Raj Rajaratnam, founder of the hedge fund Galleon Group, pursued a Wall Street lifestyle. But his sister Vandani became enamored with mysticism. In 2007 she called Rajaratnam and told him that a psychic “told her that a woman with a mole on her face, an Indian woman at that, was going to betray him.” When he was arrested, Rajaratnam remembered that Roomy Kahn, whose cooperation helped the government get a wiretap on Rajaratnam, had a facial mole.
4. FBI Superagents
A large portion of the book focuses on the talented FBI agents Richard Jacobs, David Chaves, B.J. Kang, and David Makol, who are considered among the best at getting targets to flip and turn informant. All four had experience in the fascinating domino effect that happens in insider-trading rings as criminals turn on each other. Chaves and Makol were something out of a buddy cop movie, with Chaves known as the “velvet fist” for his success at extracting information by being nice, while Makol, who is referred to as an “asshole,” was known for surprising targets while out walking the dog or eating at a restaurant. Kang, who worked on Jacobs’s team, was an ice-cold operator who would never yell or intimate the violence that awaited in prison to flip an informant, but rather just simply lay out the choices: a productive life after cooperation compared with a disrupted life if the suspect fought and lost. And Gasparino’s book does a good job detailing the difference between cooperating (potentially no jail time, a fine, and community service) versus not cooperating or pleading not guilty (increased jail time and penalties).
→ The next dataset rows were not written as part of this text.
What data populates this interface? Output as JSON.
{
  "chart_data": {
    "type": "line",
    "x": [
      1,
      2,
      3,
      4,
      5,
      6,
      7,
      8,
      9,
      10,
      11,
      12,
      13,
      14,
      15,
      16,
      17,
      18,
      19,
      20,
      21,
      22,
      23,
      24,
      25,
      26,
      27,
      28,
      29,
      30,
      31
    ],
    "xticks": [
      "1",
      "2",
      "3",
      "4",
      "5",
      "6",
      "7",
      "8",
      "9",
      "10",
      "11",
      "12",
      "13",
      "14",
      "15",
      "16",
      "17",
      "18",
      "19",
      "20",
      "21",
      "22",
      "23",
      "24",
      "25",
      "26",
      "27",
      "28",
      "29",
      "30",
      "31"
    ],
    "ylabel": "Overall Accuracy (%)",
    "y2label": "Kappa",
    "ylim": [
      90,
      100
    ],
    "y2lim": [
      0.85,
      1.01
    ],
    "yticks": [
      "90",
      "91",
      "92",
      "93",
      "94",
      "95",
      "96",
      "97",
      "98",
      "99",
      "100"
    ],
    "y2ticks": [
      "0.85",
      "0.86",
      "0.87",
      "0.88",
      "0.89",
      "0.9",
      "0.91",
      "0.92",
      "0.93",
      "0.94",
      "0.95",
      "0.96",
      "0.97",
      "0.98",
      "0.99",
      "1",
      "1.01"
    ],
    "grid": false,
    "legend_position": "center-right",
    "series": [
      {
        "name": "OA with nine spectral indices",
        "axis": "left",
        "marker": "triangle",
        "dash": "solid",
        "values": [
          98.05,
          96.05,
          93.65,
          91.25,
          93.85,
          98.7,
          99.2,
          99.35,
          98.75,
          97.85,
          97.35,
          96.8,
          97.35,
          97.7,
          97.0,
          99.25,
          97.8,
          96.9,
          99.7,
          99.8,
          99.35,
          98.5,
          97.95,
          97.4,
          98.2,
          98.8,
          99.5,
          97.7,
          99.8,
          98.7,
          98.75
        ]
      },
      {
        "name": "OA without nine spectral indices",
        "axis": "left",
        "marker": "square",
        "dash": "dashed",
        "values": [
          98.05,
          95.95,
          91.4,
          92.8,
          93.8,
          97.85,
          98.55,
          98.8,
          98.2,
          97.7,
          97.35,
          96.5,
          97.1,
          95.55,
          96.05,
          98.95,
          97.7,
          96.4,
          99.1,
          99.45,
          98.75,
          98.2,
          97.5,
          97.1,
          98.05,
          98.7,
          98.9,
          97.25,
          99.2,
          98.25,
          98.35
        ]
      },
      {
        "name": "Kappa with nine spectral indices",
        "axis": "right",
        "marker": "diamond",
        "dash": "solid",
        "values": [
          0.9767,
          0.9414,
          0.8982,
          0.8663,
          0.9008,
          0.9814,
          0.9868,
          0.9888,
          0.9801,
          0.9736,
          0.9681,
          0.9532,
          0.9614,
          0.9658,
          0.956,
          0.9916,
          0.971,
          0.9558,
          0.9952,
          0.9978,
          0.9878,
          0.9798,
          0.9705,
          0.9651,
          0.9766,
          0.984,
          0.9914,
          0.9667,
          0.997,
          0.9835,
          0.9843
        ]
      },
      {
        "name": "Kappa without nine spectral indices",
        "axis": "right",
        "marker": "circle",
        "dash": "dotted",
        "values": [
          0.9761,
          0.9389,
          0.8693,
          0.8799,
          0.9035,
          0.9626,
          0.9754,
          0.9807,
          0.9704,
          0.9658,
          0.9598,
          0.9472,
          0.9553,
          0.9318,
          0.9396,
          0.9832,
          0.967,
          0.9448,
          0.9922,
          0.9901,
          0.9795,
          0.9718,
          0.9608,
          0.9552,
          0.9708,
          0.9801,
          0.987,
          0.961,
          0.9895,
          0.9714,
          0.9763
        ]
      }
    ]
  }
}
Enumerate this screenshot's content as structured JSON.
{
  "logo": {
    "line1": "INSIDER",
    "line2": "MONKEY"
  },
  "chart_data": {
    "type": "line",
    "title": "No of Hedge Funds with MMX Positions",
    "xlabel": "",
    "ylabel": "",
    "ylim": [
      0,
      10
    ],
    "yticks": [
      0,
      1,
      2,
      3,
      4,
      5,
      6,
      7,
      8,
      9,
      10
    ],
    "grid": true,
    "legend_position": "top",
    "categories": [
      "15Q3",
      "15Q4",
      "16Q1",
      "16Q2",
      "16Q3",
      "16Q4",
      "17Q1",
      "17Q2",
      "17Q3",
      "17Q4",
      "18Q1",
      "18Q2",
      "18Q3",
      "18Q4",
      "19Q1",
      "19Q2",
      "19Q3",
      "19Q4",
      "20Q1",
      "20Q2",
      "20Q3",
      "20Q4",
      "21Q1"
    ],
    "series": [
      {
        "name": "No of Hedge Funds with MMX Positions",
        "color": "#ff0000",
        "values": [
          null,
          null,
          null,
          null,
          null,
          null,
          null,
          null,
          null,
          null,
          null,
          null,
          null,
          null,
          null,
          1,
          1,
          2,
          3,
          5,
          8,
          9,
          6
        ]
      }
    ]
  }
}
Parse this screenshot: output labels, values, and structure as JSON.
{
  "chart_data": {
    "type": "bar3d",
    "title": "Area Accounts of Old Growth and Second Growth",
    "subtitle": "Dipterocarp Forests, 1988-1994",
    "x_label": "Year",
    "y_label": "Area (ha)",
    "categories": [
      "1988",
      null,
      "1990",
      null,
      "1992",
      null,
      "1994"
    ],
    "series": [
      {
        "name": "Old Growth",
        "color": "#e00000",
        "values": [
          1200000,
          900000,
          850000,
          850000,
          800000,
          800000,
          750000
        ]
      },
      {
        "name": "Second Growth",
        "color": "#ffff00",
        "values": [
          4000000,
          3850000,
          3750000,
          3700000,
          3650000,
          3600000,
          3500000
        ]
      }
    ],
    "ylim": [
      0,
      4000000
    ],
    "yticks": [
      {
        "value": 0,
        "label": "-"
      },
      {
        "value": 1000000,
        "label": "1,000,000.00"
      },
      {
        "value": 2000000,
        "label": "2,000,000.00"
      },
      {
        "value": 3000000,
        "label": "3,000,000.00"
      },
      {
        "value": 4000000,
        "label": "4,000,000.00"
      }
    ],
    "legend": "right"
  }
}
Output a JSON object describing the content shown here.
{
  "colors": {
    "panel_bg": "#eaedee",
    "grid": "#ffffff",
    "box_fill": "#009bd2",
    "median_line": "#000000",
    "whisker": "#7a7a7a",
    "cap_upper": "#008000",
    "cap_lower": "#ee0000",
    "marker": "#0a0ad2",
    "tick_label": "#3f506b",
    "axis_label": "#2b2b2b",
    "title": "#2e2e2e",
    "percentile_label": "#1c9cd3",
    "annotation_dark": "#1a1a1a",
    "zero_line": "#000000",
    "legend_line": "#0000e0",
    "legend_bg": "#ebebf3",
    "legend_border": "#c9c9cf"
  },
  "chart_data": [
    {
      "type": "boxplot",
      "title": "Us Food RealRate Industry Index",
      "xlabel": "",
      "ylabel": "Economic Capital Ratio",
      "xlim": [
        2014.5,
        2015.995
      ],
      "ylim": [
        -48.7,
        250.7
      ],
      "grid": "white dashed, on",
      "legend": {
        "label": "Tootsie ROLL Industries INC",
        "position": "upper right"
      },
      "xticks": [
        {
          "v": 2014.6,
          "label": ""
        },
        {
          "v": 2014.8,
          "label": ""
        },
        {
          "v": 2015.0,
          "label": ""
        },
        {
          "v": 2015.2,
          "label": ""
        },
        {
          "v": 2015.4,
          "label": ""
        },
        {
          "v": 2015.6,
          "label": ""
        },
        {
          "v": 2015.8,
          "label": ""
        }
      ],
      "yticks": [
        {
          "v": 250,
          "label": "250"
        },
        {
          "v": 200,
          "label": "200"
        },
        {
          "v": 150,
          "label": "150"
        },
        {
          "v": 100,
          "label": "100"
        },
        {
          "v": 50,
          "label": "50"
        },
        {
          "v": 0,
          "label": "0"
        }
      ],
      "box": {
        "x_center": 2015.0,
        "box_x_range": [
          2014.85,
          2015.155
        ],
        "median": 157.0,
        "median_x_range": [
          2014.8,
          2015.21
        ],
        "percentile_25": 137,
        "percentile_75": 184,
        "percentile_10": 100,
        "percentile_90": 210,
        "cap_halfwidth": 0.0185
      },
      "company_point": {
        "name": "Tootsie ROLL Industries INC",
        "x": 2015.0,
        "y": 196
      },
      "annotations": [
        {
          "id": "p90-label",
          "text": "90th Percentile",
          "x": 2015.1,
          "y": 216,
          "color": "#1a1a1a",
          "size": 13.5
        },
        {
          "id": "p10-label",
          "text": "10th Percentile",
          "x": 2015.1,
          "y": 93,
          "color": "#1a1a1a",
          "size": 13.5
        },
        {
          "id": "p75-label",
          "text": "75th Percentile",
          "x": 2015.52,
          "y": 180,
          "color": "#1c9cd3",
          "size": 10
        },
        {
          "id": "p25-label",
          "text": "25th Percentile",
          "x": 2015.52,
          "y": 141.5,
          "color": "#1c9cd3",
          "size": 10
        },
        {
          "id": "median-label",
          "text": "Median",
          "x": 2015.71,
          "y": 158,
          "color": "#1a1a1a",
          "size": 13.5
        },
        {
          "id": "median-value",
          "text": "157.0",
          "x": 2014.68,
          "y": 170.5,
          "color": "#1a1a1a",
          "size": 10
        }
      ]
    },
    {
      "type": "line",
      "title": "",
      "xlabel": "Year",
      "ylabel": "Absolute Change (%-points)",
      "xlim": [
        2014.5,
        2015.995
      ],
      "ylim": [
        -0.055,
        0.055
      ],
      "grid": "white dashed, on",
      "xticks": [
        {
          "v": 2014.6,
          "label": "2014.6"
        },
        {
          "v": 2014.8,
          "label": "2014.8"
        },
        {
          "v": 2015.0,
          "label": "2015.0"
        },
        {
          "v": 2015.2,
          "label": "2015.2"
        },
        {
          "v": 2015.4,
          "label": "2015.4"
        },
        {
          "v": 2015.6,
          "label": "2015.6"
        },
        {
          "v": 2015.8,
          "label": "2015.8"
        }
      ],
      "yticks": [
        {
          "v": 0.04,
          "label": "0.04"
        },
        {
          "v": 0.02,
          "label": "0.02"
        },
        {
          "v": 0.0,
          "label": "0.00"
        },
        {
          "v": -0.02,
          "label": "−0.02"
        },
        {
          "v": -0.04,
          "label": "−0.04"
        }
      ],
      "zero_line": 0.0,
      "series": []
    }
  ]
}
5. What People Do When Confronted
Gasparino details individual reactions when they first are confronted by the FBI. Some people, agents told the author, can’t control their bodily functions. Some plead with the FBI to let them go. Others apparently faint. Some, like Rhoomy Kahn, tell a lot of lies and then burst into tears. David Slaine, a former big-time trader who became one of the FBI’s biggest informants, reacted calmly and acquiesced to the FBI’s demands after assessing the pros and cons. Dani Chiesi, a glamorous trader and Rajaratnam associate, was arrested and paraded in front of cameras sans makeup. And there was in fact somebody who fainted—Anil Kumar, a former McKinsey & Co. executive vice president.
6. Bernard Madoff
Gasparino stresses that insider traders often don’t hurt individuals the way a swindler like Bernard Madoff did. While the SEC and the FBI were devoting prodigious resources to pursuing insider trading at hedge funds, Madoff and his multi-billion-dollar Ponzi scheme went unchecked, despite several encounters with the SEC. Madoff, whose schemes cost investors almost $50 billion, essentially turned himself in. And the reason the SEC offered as to why Madoff had operated for so long unnoticed? The agency’s personnel were stretched too thin.
One of many eye-roll-inducing details that surface about the insider culture of finance was the nickname of a young trader who in his insider-trading circle was known as “Octopussy” because of the number of sources and friends he had (thus no relation to the James Bond villain). Zvi Goffer was the young trader who earned that moniker, and his brash arrogance shocked agents as he was brazenly open with his methods of how to cheat the system.